Proust, roman familial

Brève proposée par Nicole Gnesotto dans l'émission Écologie, la « révolution obligée » / n°337 / 18 février 2024, que vous pouvez écouter ici. ou ci-dessous.

Proust, roman familial

Nicole Gnesotto

"Je quitte l’écologie pour l’aristocratie, en vous recommandant l’ouvrage de Laure Murat, sorti en novembre dernier. C’est un livre très intéressant : il ne s’agit pas vraiment d’un essai sur Proust, ni une autobiographie, ni une analyse sociologique de l‘aristocratie française au XXème siècle, c’est un peu les trois à la fois. Laure Murat est une professeur d’histoire culturelle à Los Angeles. Elle est fille du prince Murat (noblesse d’empire) et de la duchesse de Luynes, son pédigrée aristocratique est donc impressionnant. Grande lectrice de Proust, elle s’aperçoit au cours de ses recherches qu’il parle de tout ce qu’elle a connu en tant que petite fille. Et elle va faire exactement le même cheminement que Proust : partant d’une fascination pour l’aristocratie, elle va arriver à une espèce de mépris sans borne pour ces gens : incultes, parasites, hypocrites ... Et c’est formidable. Elle raconte par exemple que le jour où elle dit à sa mère qu’elle est homosexuelle, celle-ci la regarde, ne lui dit rien … et ne la revoit plus jamais. Elle n’est pas rejetée parce qu’elle est homosexuelle, mais parce qu’elle n’entend pas le cacher. Le livre est très drôle, et d’une intelligence remarquable. Un bonheur de lecture."
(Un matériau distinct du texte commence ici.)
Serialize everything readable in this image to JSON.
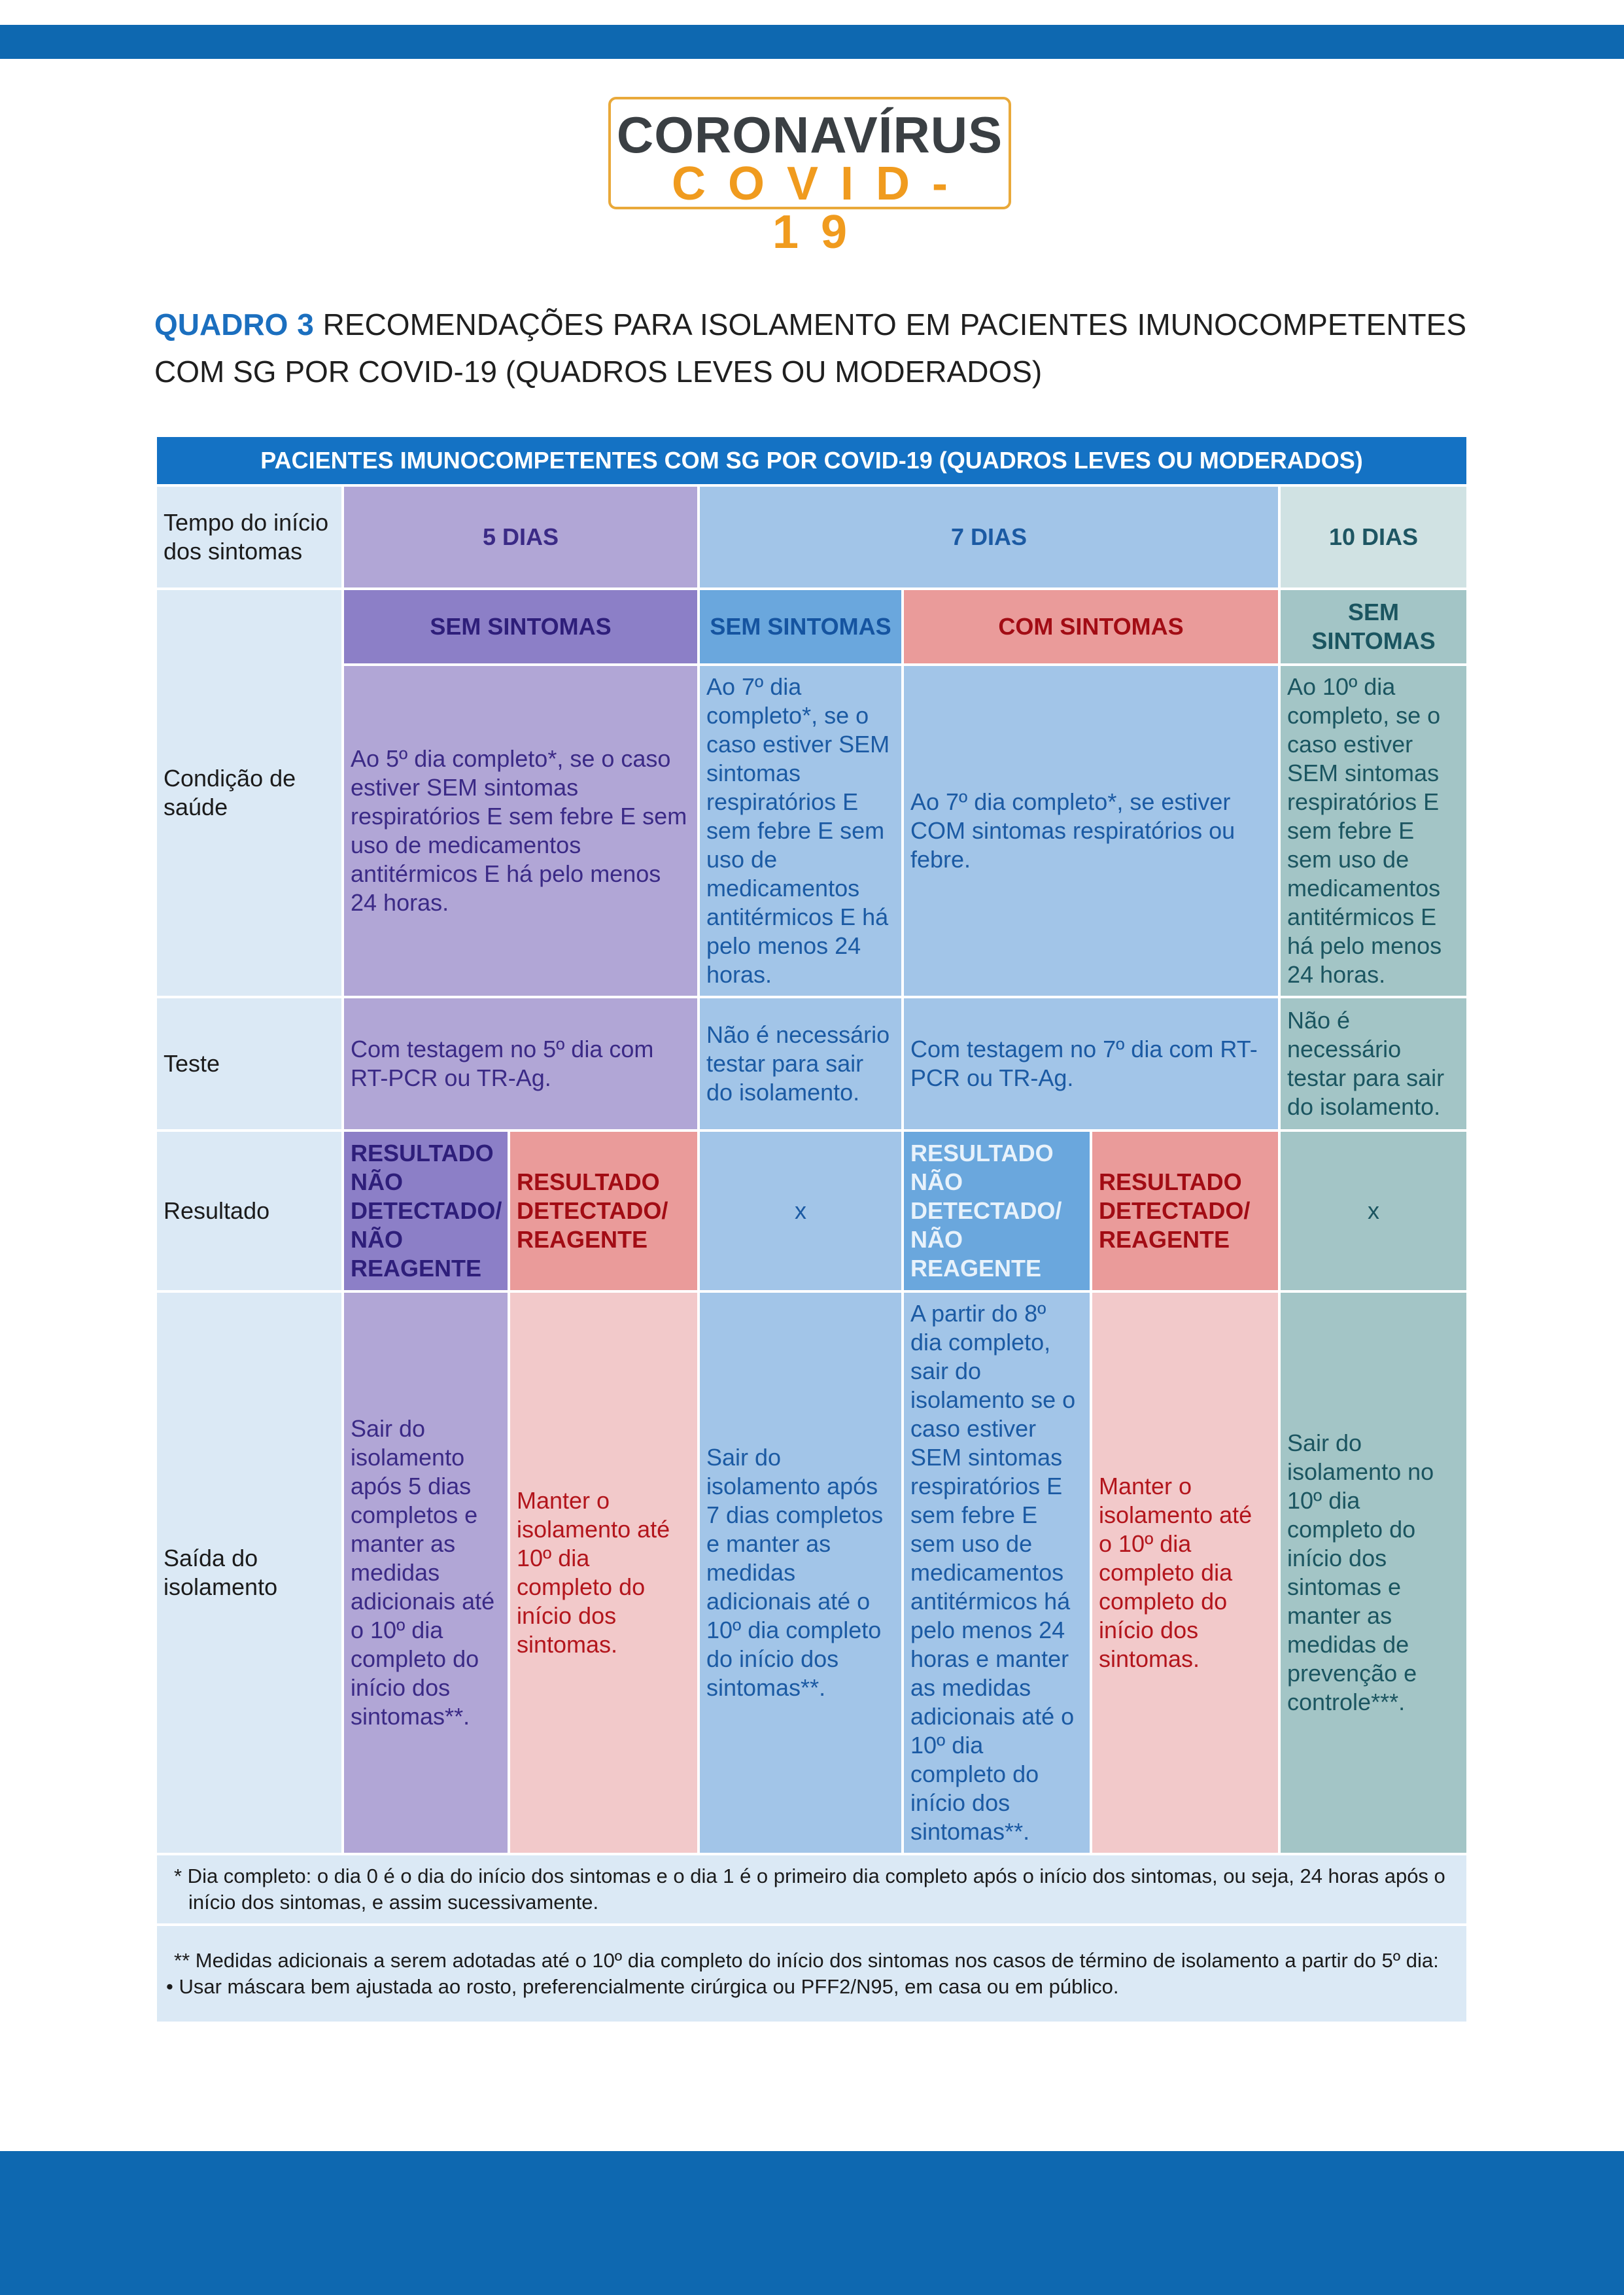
{
  "logo": {
    "line1": "CORONAVÍRUS",
    "line2": "COVID-19"
  },
  "title": {
    "code": "QUADRO 3",
    "text": "RECOMENDAÇÕES PARA ISOLAMENTO EM PACIENTES IMUNOCOMPETENTES COM SG POR COVID-19 (QUADROS LEVES OU MODERADOS)"
  },
  "table": {
    "header": "PACIENTES IMUNOCOMPETENTES COM SG POR COVID-19 (QUADROS LEVES OU MODERADOS)",
    "row_labels": {
      "tempo": "Tempo do início dos sintomas",
      "condicao": "Condição de saúde",
      "teste": "Teste",
      "resultado": "Resultado",
      "saida": "Saída do isolamento"
    },
    "periods": {
      "d5": "5 DIAS",
      "d7": "7 DIAS",
      "d10": "10 DIAS"
    },
    "symptoms": {
      "d5": "SEM SINTOMAS",
      "d7_sem": "SEM SINTOMAS",
      "d7_com": "COM SINTOMAS",
      "d10": "SEM SINTOMAS"
    },
    "condition": {
      "d5": "Ao 5º dia completo*, se o caso estiver SEM sintomas respiratórios E sem febre E sem uso de medicamentos antitérmicos E há pelo menos 24 horas.",
      "d7_sem": "Ao 7º dia completo*, se o caso estiver SEM sintomas respiratórios E sem febre E sem uso de medicamentos antitérmicos E há pelo menos 24 horas.",
      "d7_com": "Ao 7º dia completo*, se estiver COM sintomas respiratórios ou febre.",
      "d10": "Ao 10º dia completo, se o caso estiver SEM sintomas respiratórios E sem febre E sem uso de medicamentos antitérmicos E há pelo menos 24 horas."
    },
    "test": {
      "d5": "Com testagem no 5º dia com RT-PCR ou TR-Ag.",
      "d7_sem": "Não é necessário testar para sair do isolamento.",
      "d7_com": "Com testagem no 7º dia com RT-PCR ou TR-Ag.",
      "d10": "Não é necessário testar para sair do isolamento."
    },
    "result": {
      "d5_neg": "RESULTADO NÃO DETECTADO/ NÃO REAGENTE",
      "d5_pos": "RESULTADO DETECTADO/ REAGENTE",
      "d7_sem": "x",
      "d7_neg": "RESULTADO NÃO DETECTADO/ NÃO REAGENTE",
      "d7_pos": "RESULTADO DETECTADO/ REAGENTE",
      "d10": "x"
    },
    "exit": {
      "d5_neg": "Sair do isolamento após 5 dias completos e manter as medidas adicionais até o 10º dia completo do início dos sintomas**.",
      "d5_pos": "Manter o isolamento até 10º dia completo do início dos sintomas.",
      "d7_sem": "Sair do isolamento após 7 dias completos e manter as medidas adicionais até o 10º dia completo do início dos sintomas**.",
      "d7_neg": "A partir do 8º dia completo, sair do isolamento se o caso estiver SEM sintomas respiratórios E sem febre E sem uso de medicamentos antitérmicos há pelo menos 24 horas e manter as medidas adicionais até o 10º dia completo do início dos sintomas**.",
      "d7_pos": "Manter o isolamento até o 10º dia completo dia completo do início dos sintomas.",
      "d10": "Sair do isolamento no 10º dia completo do início dos sintomas e manter as medidas de prevenção e controle***."
    },
    "notes": {
      "n1": "* Dia completo: o dia 0 é o dia do início dos sintomas e o dia 1 é o primeiro dia completo após o início dos sintomas, ou seja, 24 horas após o início dos sintomas, e assim sucessivamente.",
      "n2": "** Medidas adicionais a serem adotadas até o 10º dia completo do início dos sintomas nos casos de término de isolamento a partir do 5º dia:",
      "n3": "• Usar máscara bem ajustada ao rosto, preferencialmente cirúrgica ou PFF2/N95, em casa ou em público."
    }
  },
  "colors": {
    "brand_blue": "#0e68b0",
    "header_blue": "#1472c4",
    "logo_orange": "#f09b1e",
    "purple": "#b1a6d6",
    "blue": "#a2c5e8",
    "red": "#ea9b9a",
    "teal": "#a3c5c6"
  }
}
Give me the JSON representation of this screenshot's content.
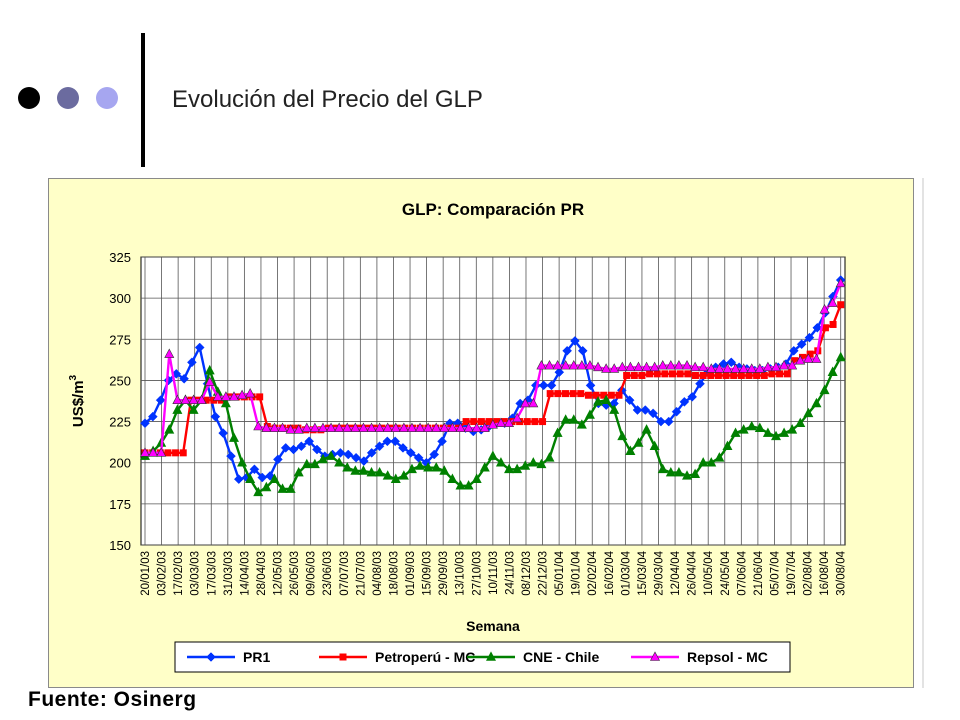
{
  "slide": {
    "title": "Evolución del Precio del GLP",
    "source": "Fuente: Osinerg",
    "bullet_colors": [
      "#000000",
      "#6b6b9f",
      "#a6a6f0"
    ]
  },
  "chart_data": {
    "type": "line",
    "title": "GLP: Comparación PR",
    "xlabel": "Semana",
    "ylabel": "US$/m",
    "ylabel_superscript": "3",
    "ylim": [
      150,
      325
    ],
    "yticks": [
      150,
      175,
      200,
      225,
      250,
      275,
      300,
      325
    ],
    "grid": true,
    "legend_position": "bottom",
    "plot_background": "#ffffc8",
    "x_tick_labels": [
      "20/01/03",
      "03/02/03",
      "17/02/03",
      "03/03/03",
      "17/03/03",
      "31/03/03",
      "14/04/03",
      "28/04/03",
      "12/05/03",
      "26/05/03",
      "09/06/03",
      "23/06/03",
      "07/07/03",
      "21/07/03",
      "04/08/03",
      "18/08/03",
      "01/09/03",
      "15/09/03",
      "29/09/03",
      "13/10/03",
      "27/10/03",
      "10/11/03",
      "24/11/03",
      "08/12/03",
      "22/12/03",
      "05/01/04",
      "19/01/04",
      "02/02/04",
      "16/02/04",
      "01/03/04",
      "15/03/04",
      "29/03/04",
      "12/04/04",
      "26/04/04",
      "10/05/04",
      "24/05/04",
      "07/06/04",
      "21/06/04",
      "05/07/04",
      "19/07/04",
      "02/08/04",
      "16/08/04",
      "30/08/04"
    ],
    "series": [
      {
        "name": "PR1",
        "color": "#0033ff",
        "marker": "diamond",
        "values": [
          224,
          228,
          238,
          250,
          254,
          251,
          261,
          270,
          248,
          228,
          218,
          204,
          190,
          191,
          196,
          191,
          192,
          202,
          209,
          208,
          210,
          213,
          208,
          204,
          205,
          206,
          205,
          203,
          201,
          206,
          210,
          213,
          213,
          209,
          206,
          203,
          200,
          205,
          213,
          224,
          224,
          221,
          219,
          220,
          222,
          224,
          224,
          227,
          236,
          238,
          247,
          247,
          247,
          255,
          268,
          274,
          268,
          247,
          236,
          235,
          236,
          244,
          238,
          232,
          232,
          230,
          225,
          225,
          231,
          237,
          240,
          248,
          255,
          258,
          260,
          261,
          258,
          257,
          256,
          256,
          257,
          258,
          260,
          268,
          272,
          276,
          282,
          291,
          301,
          311
        ]
      },
      {
        "name": "Petroperú - MC",
        "color": "#ff0000",
        "marker": "square",
        "values": [
          206,
          206,
          206,
          206,
          206,
          206,
          238,
          238,
          238,
          238,
          238,
          240,
          240,
          240,
          240,
          240,
          222,
          221,
          221,
          221,
          221,
          220,
          220,
          220,
          221,
          221,
          221,
          221,
          221,
          221,
          221,
          221,
          221,
          221,
          221,
          221,
          221,
          221,
          221,
          221,
          221,
          221,
          225,
          225,
          225,
          225,
          225,
          225,
          225,
          225,
          225,
          225,
          225,
          242,
          242,
          242,
          242,
          242,
          241,
          241,
          241,
          241,
          241,
          253,
          253,
          253,
          254,
          254,
          254,
          254,
          254,
          254,
          253,
          253,
          253,
          253,
          253,
          253,
          253,
          253,
          253,
          253,
          254,
          254,
          254,
          262,
          264,
          266,
          268,
          282,
          284,
          296
        ]
      },
      {
        "name": "CNE - Chile",
        "color": "#008000",
        "marker": "triangle",
        "values": [
          204,
          207,
          212,
          220,
          232,
          238,
          232,
          238,
          256,
          243,
          236,
          215,
          200,
          190,
          182,
          185,
          190,
          184,
          184,
          194,
          199,
          199,
          202,
          204,
          200,
          197,
          195,
          195,
          194,
          194,
          192,
          190,
          192,
          196,
          198,
          197,
          197,
          195,
          190,
          186,
          186,
          190,
          197,
          204,
          200,
          196,
          196,
          198,
          200,
          199,
          203,
          218,
          226,
          226,
          223,
          229,
          237,
          238,
          232,
          216,
          207,
          212,
          220,
          210,
          196,
          194,
          194,
          192,
          193,
          200,
          200,
          203,
          210,
          218,
          220,
          222,
          221,
          218,
          216,
          218,
          220,
          224,
          230,
          236,
          244,
          255,
          264
        ]
      },
      {
        "name": "Repsol - MC",
        "color": "#ff00ff",
        "marker": "triangle",
        "values": [
          206,
          206,
          206,
          266,
          238,
          238,
          238,
          238,
          249,
          240,
          240,
          240,
          241,
          242,
          222,
          221,
          221,
          221,
          220,
          220,
          221,
          221,
          221,
          221,
          221,
          221,
          221,
          221,
          221,
          221,
          221,
          221,
          221,
          221,
          221,
          221,
          221,
          221,
          221,
          221,
          221,
          221,
          221,
          223,
          224,
          224,
          227,
          236,
          236,
          259,
          259,
          259,
          259,
          259,
          259,
          259,
          258,
          257,
          257,
          258,
          258,
          258,
          258,
          258,
          259,
          259,
          259,
          259,
          258,
          258,
          257,
          257,
          257,
          257,
          257,
          257,
          257,
          258,
          258,
          259,
          259,
          262,
          263,
          263,
          293,
          297,
          309
        ]
      }
    ]
  }
}
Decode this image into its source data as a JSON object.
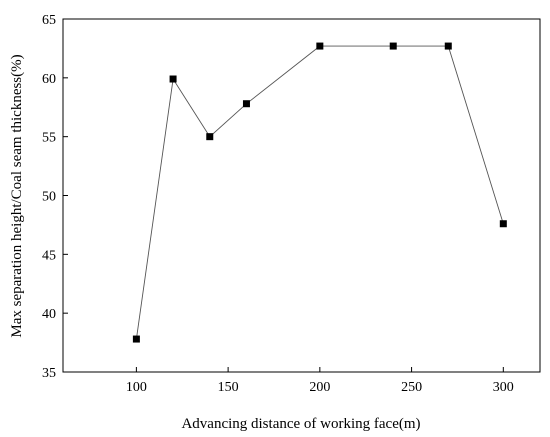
{
  "chart_data": {
    "type": "line",
    "xlabel": "Advancing distance of working face(m)",
    "ylabel": "Max separation height/Coal seam thickness(%)",
    "xlim": [
      60,
      320
    ],
    "ylim": [
      35,
      65
    ],
    "xticks": [
      100,
      150,
      200,
      250,
      300
    ],
    "yticks": [
      35,
      40,
      45,
      50,
      55,
      60,
      65
    ],
    "grid": false,
    "series": [
      {
        "x": [
          100,
          120,
          140,
          160,
          200,
          240,
          270,
          300
        ],
        "y": [
          37.8,
          59.9,
          55.0,
          57.8,
          62.7,
          62.7,
          62.7,
          47.6
        ],
        "marker": "square",
        "color": "#000000",
        "line_color": "#555555"
      }
    ]
  }
}
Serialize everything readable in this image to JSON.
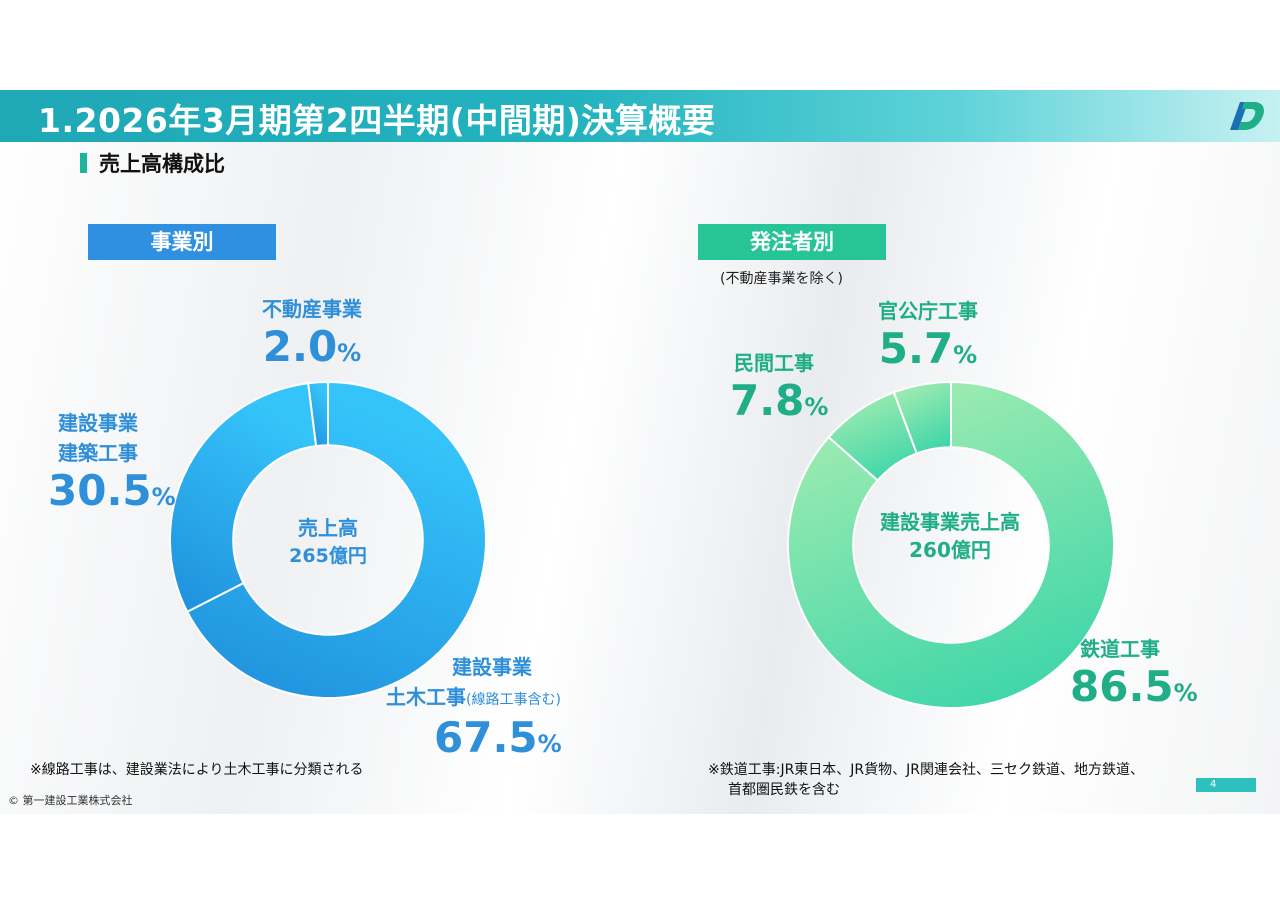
{
  "header": {
    "title": "1.2026年3月期第2四半期(中間期)決算概要"
  },
  "section": {
    "title": "売上高構成比"
  },
  "colors": {
    "blue_dark": "#1f93e0",
    "blue_light": "#33c0f8",
    "green_dark": "#3fd4a8",
    "green_light": "#a4ecb0",
    "teal": "#1fa8b6"
  },
  "chart_data": [
    {
      "type": "pie",
      "title": "事業別",
      "center": {
        "line1": "売上高",
        "line2": "265億円"
      },
      "slices": [
        {
          "name": "建設事業 土木工事",
          "note": "(線路工事含む)",
          "value": 67.5
        },
        {
          "name": "建設事業 建築工事",
          "value": 30.5
        },
        {
          "name": "不動産事業",
          "value": 2.0
        }
      ],
      "labels": {
        "civil_l1": "建設事業",
        "civil_l2": "土木工事",
        "civil_paren": "(線路工事含む)",
        "civil_pct": "67.5",
        "arch_l1": "建設事業",
        "arch_l2": "建築工事",
        "arch_pct": "30.5",
        "re_name": "不動産事業",
        "re_pct": "2.0"
      },
      "unit": "%"
    },
    {
      "type": "pie",
      "title": "発注者別",
      "subtitle": "(不動産事業を除く)",
      "center": {
        "line1": "建設事業売上高",
        "line2": "260億円"
      },
      "slices": [
        {
          "name": "鉄道工事",
          "value": 86.5
        },
        {
          "name": "民間工事",
          "value": 7.8
        },
        {
          "name": "官公庁工事",
          "value": 5.7
        }
      ],
      "labels": {
        "rail_name": "鉄道工事",
        "rail_pct": "86.5",
        "private_name": "民間工事",
        "private_pct": "7.8",
        "public_name": "官公庁工事",
        "public_pct": "5.7"
      },
      "unit": "%"
    }
  ],
  "footnotes": {
    "left": "※線路工事は、建設業法により土木工事に分類される",
    "right_l1": "※鉄道工事:JR東日本、JR貨物、JR関連会社、三セク鉄道、地方鉄道、",
    "right_l2": "首都圏民鉄を含む"
  },
  "copyright": "© 第一建設工業株式会社",
  "page_number": "4"
}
Les autres brèves de l'émission :

Splann !

Philippe Meyer

"Je voudrais recommander un site qui mène des enquêtes journalistiques d’utilité publique en Bretagne une des régions les plus industrialisées du monde, pour ce qui est de l’agroalimentaire, en français et breton. Ce site s’appelle Splann !, il est indépendant, fiancé par ses lecteurs. Depuis 2021, il a déjà produit nombre d’enquêtes fort intéressantes, sur le comportement de la SAFER, sur une société d’implantation d’éoliennes, sur les mégaporcheries, sur la méthanisation. Marraine de ce média, Inès Léraud, autrice, avec Pierre Van Hove de l’enquête en BD qui a fait quelques bruit, Algues vertes, l’histoire interdite (éditions Delcourt, 2019). Elle est convaincue, « qu’en s’implantant sur un territoire et en le sillonnant à fond », il est possible d’explorer des sujets « qui ne sont plus traités, par lassitude, parce qu’ils sont sortis des radars, ou pour des raisons plus inavouables ». Des poursuites en diffamation intentées contre elle par des représentants de l’industrie agro-alimentaire, ont été abandonnées après qu’un collectif de journalistes se soit constitué pour la défendre. Ce collectif a donné naissance à Splann !"


Lire Serge Audier

Lucile Schmid

"Je vous recommande de lire ou relire Serge Audier, et notamment cette trilogie magnifique, qui commence par La société écologique et ses ennemis, qui continue avec La cité idéale et se termine avec La République écologique. Audier nous explique que l’utopie sociale existe de très longue date sur les questions écologiques, et comment elle a toujours été cantonnée dans des limites. Aujourd’hui, il s’agit de lui permettre de s’épandre, en trouvent le lien avec les institutions. C’est une longue aventure que cette lecture, mais elle en vaut la peine."


Sans transition

David Djaïz

"Pour rester dans le thème, je vous recommande ce livre de l’historien des sciences Jean-Baptiste Fressoz. L’éditeur a mis un bandeau un peu racoleur : « la transition énergétique n’aura pas lieu », mais l’auteur s’en défend. Et cet historien nous montre que durant la révolution industrielle, on a un récit très phasiste, qui nous dit qu’on a remplacé le bois, la biomasse, par du charbon. En réalité, chiffres à l’appui, on n’a jamais prélevé autant de bois. Pas forcément en tant que source d’énergie, mais pour étayer les mines de charbon. Le constat semble donc assez pessimiste : une énergie n’en chasse pas une autre, mais en renforce au contraire la consommation. Personnellement, je n’en tire pas du tout la conclusion que tout est fichu, mais au contraire qu’il faut bien examiner les conditions dans lesquelles on peut dénouer ces symbioses."